El camino que tomaron estaba desierto, aunque lo habían hollado muchos pies. Parte del ejército de los muertos había pasado por allí, dejando atrás la ciudad por las numerosas calzadas que conducían al mar de Fuego. Tras el paso de las tropas, el camino había quedado sembrado de cascos, escudos, piezas de armadura, huesos y, aquí y allá, algún esqueleto caído, con los huesos hechos astillas. El grupo descubrió abandonados gran número de carretas de carga y carruajes, cuyos pasajeros habían sido asesinados o habían huido ante el rumor de la llegada del ejército de los muertos.

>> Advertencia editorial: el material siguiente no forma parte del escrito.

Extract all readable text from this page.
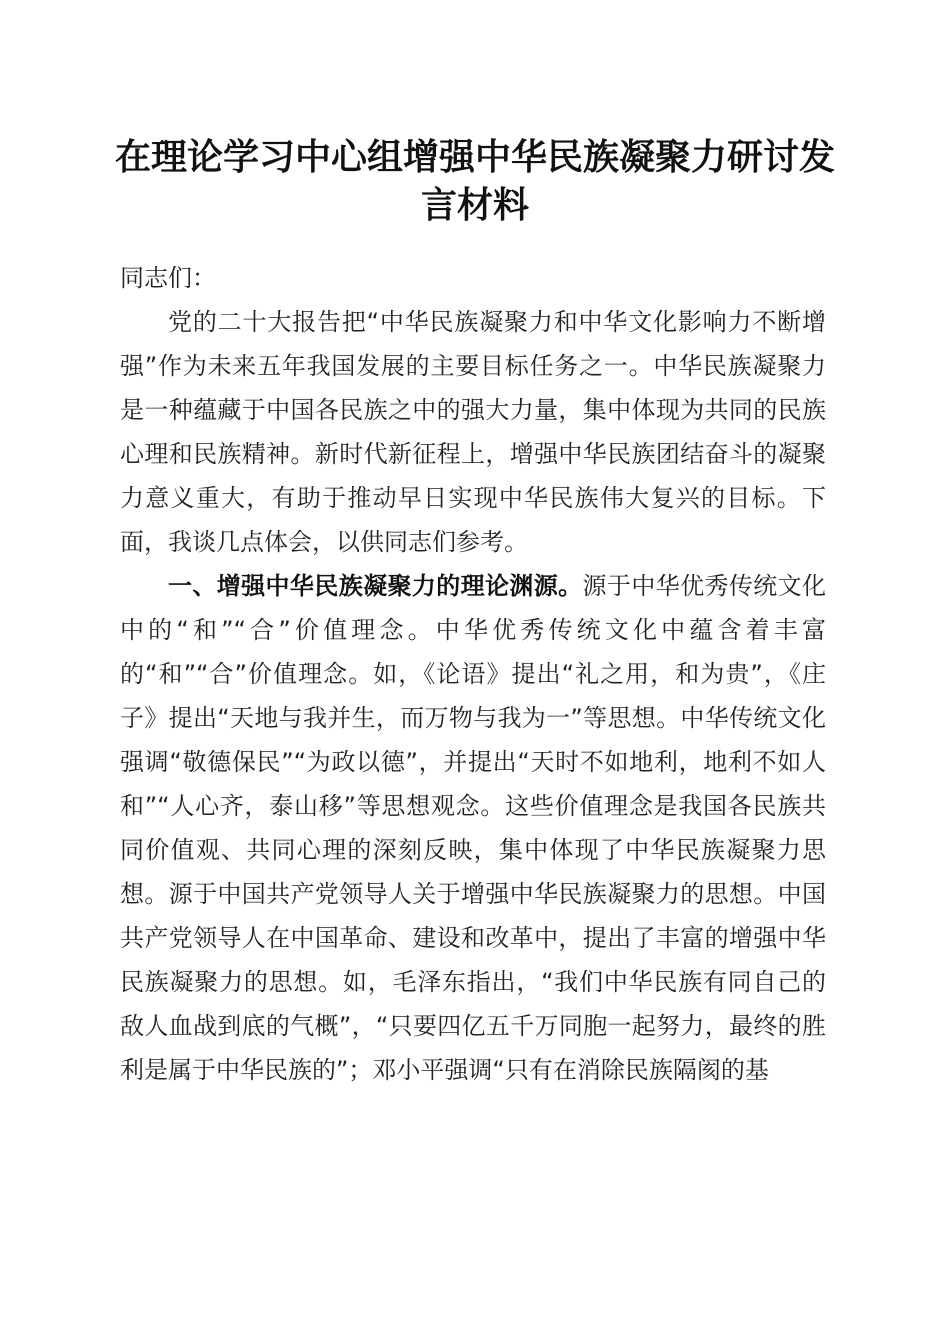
在理论学习中心组增强中华民族凝聚力研讨发言材料

同志们：

党的二十大报告把“中华民族凝聚力和中华文化影响力不断增强”作为未来五年我国发展的主要目标任务之一。中华民族凝聚力是一种蕴藏于中国各民族之中的强大力量，集中体现为共同的民族心理和民族精神。新时代新征程上，增强中华民族团结奋斗的凝聚力意义重大，有助于推动早日实现中华民族伟大复兴的目标。下面，我谈几点体会，以供同志们参考。

一、增强中华民族凝聚力的理论渊源。源于中华优秀传统文化中的“和”“合”价值理念。中华优秀传统文化中蕴含着丰富的“和”“合”价值理念。如，《论语》提出“礼之用，和为贵”，《庄子》提出“天地与我并生，而万物与我为一”等思想。中华传统文化强调“敬德保民”“为政以德”，并提出“天时不如地利，地利不如人和”“人心齐，泰山移”等思想观念。这些价值理念是我国各民族共同价值观、共同心理的深刻反映，集中体现了中华民族凝聚力思想。源于中国共产党领导人关于增强中华民族凝聚力的思想。中国共产党领导人在中国革命、建设和改革中，提出了丰富的增强中华民族凝聚力的思想。如，毛泽东指出，“我们中华民族有同自己的敌人血战到底的气概”，“只要四亿五千万同胞一起努力，最终的胜利是属于中华民族的”；邓小平强调“只有在消除民族隔阂的基
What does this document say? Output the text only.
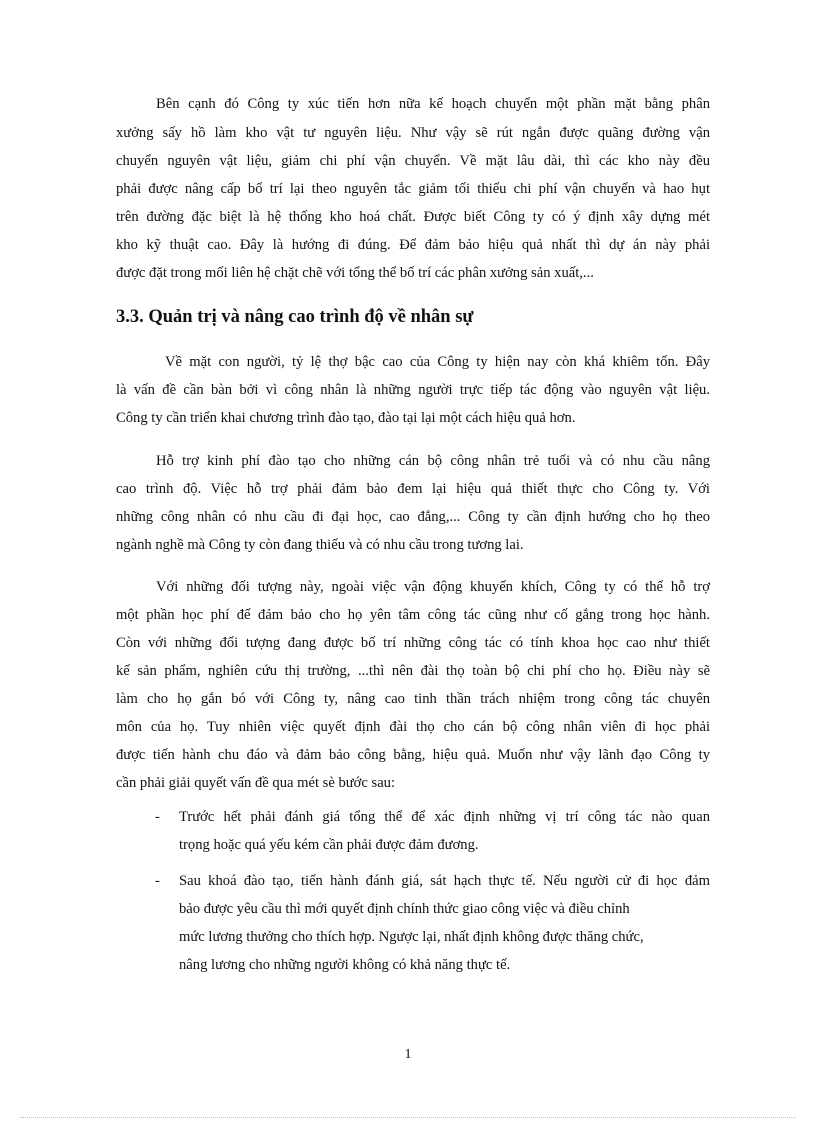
Bên cạnh đó Công ty xúc tiến hơn nữa kế hoạch chuyển một phần mặt bằng phân
xưởng sấy hồ làm kho vật tư nguyên liệu. Như vậy sẽ rút ngắn được quãng đường vận
chuyển nguyên vật liệu, giảm chi phí vận chuyển. Về mặt lâu dài, thì các kho này đều
phải được nâng cấp bố trí lại theo nguyên tắc giảm tối thiểu chi phí vận chuyển và hao hụt
trên đường đặc biệt là hệ thống kho hoá chất. Được biết Công ty có ý định xây dựng mét
kho kỹ thuật cao. Đây là hướng đi đúng. Để đảm bảo hiệu quả nhất thì dự án này phải
được đặt trong mối liên hệ chặt chẽ với tổng thể bố trí các phân xưởng sản xuất,...
3.3. Quản trị và nâng cao trình độ về nhân sự
Về mặt con người, tỷ lệ thợ bậc cao của Công ty hiện nay còn khá khiêm tốn. Đây
là vấn đề cần bàn bởi vì công nhân là những người trực tiếp tác động vào nguyên vật liệu.
Công ty cần triển khai chương trình đào tạo, đào tại lại một cách hiệu quả hơn.
Hỗ trợ kinh phí đào tạo cho những cán bộ công nhân trẻ tuổi và có nhu cầu nâng
cao trình độ. Việc hỗ trợ phải đảm bảo đem lại hiệu quả thiết thực cho Công ty. Với
những công nhân có nhu cầu đi đại học, cao đẳng,... Công ty cần định hướng cho họ theo
ngành nghề mà Công ty còn đang thiếu và có nhu cầu trong tương lai.
Với những đối tượng này, ngoài việc vận động khuyến khích, Công ty có thể hỗ trợ
một phần học phí để đảm bảo cho họ yên tâm công tác cũng như cố gắng trong học hành.
Còn với những đối tượng đang được bố trí những công tác có tính khoa học cao như thiết
kế sản phẩm, nghiên cứu thị trường, ...thì nên đài thọ toàn bộ chi phí cho họ. Điều này sẽ
làm cho họ gắn bó với Công ty, nâng cao tinh thần trách nhiệm trong công tác chuyên
môn của họ. Tuy nhiên việc quyết định đài thọ cho cán bộ công nhân viên đi học phải
được tiến hành chu đáo và đảm bảo công bằng, hiệu quả. Muốn như vậy lãnh đạo Công ty
cần phải giải quyết vấn đề qua mét sè bước sau:
- Trước hết phải đánh giá tổng thể để xác định những vị trí công tác nào quan
trọng hoặc quá yếu kém cần phải được đảm đương.
- Sau khoá đào tạo, tiến hành đánh giá, sát hạch thực tế. Nếu người cử đi học đảm
bảo được yêu cầu thì mới quyết định chính thức giao công việc và điều chỉnh
mức lương thưởng cho thích hợp. Ngược lại, nhất định không được thăng chức,
nâng lương cho những người không có khả năng thực tế.
1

Al principio, Alfred pensó que Tomás había dicho la verdad. Desde que habían salido de las catacumbas, no habían visto a nadie con vida y el sartán llegó a temer que todos, en Necrópolis y en sus alrededores, hubieran caído víctimas de la furia de los muertos. Sin embargo, en el trayecto hacia el mar de Fuego, más de una vez creyó captar un movimiento furtivo entre la alta hierba de kairn, le pareció ver alzarse una cabeza o intuyó unos ojos —los ojos de un ser vivo— observándolos con temor. Y, aunque el carruaje pasaba demasiado deprisa como para poder estar seguro de lo que había visto y Alfred decidió no comentarlo con los demás, aquello abrió un pequeño resquicio a la esperanza, rasgando las sombras como la luz que se cuela por debajo de la puerta en una habitación a oscuras.